53. Le Bon se considère en tout premier lieu comme médecin (1571 : Épître dédicatoire, f° 2r). La grammaire, elle, fait partie des « arts inférieurs » que le destinataire cependant comme tout bon potentat a toujours promus (cf. ibid., Épître dédicatoire).

54. Varron, auquel Le Bon se réfère explicitement, souligne le lien de parenté entre la médecine et la grammaire dans De lingua latina IX, 10-11 (v. Siebenborn 1976 : 118). Varron y compare la tâche du grammairien à celle de l'orthopédiste qui cherche à corriger une fausse allure causée par une malformation constitutionnelle à l'aide d'attelles. Pour la comparaison entre la tâche corrective du médecin et celle du grammairien, v. également Varron (1967 : 446-9 (IX.5)). Le fait que Varron fasse appel à la comparaison entre la grammaire et la médecine s'explique par l'histoire de la grammaire de l'antiquité. En effet, dans l'antiquité régnait le sentiment que toutes les tekhnai, tous les artes avaient par essence un lien de parenté entre elles (cf. Siebenborn 1976 : 116 sqq.). La médecine possédait depuis longtemps des méthodes tandis que la grammaire était en train de devenir une tekhne. Dionysios Thrax appelle la grammaire la sœur de la médecine, adelphe (v. Siebenborn 1976 : 117). Tout comme la médecine s'efforce de luxer un membre démis pour le remettre à sa place initiale, la rectification grammaticale, elle aussi, est une tentative de guérison de la langue.

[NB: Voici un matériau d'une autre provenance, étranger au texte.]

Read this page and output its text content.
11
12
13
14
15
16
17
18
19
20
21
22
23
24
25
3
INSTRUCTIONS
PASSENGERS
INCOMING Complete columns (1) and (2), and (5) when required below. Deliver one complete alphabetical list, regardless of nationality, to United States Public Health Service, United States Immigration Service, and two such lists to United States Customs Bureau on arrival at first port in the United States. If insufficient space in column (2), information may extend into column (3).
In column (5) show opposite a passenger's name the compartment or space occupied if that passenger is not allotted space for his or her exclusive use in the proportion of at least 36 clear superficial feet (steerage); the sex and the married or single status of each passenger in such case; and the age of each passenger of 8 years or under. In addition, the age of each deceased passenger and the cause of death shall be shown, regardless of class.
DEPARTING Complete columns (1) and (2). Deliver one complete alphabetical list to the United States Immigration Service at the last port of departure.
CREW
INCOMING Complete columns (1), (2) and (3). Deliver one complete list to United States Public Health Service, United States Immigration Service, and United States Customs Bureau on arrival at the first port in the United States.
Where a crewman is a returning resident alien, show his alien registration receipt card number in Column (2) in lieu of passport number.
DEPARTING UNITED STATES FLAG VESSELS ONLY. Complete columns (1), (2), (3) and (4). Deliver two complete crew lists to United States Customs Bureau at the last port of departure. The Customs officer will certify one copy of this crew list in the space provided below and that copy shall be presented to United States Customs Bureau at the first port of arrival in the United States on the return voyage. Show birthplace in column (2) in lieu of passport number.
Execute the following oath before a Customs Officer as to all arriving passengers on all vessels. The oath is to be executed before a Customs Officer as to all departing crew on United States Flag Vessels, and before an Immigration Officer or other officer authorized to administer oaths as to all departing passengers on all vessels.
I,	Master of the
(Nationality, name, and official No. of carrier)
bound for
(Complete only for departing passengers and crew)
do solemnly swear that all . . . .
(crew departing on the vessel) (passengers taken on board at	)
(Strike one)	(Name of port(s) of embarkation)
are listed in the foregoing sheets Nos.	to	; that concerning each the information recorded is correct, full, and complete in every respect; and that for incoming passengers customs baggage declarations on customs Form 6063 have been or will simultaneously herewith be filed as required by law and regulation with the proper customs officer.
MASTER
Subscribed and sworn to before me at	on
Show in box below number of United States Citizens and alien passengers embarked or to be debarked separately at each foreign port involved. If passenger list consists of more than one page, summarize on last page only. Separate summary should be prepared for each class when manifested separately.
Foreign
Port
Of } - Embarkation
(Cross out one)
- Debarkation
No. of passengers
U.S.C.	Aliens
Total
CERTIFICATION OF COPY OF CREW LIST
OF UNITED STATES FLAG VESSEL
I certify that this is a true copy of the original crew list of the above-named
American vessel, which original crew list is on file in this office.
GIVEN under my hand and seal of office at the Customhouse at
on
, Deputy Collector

55. Le Bon 1571 : 8 ; mise en relief de nous.

56. L'analogie aussi est un principe méthodique de base tant pour le médecin que pour le grammairien : tous deux déduisent des règles et des lignes de conduite de l'observation régulière du « patient » (cf. les remarques de Holtzmann (1978 : 8) sur l'ouvrage du docte médecin Dubois (Sylvius), intitulé In Linguam gallicam Isagge (1531)).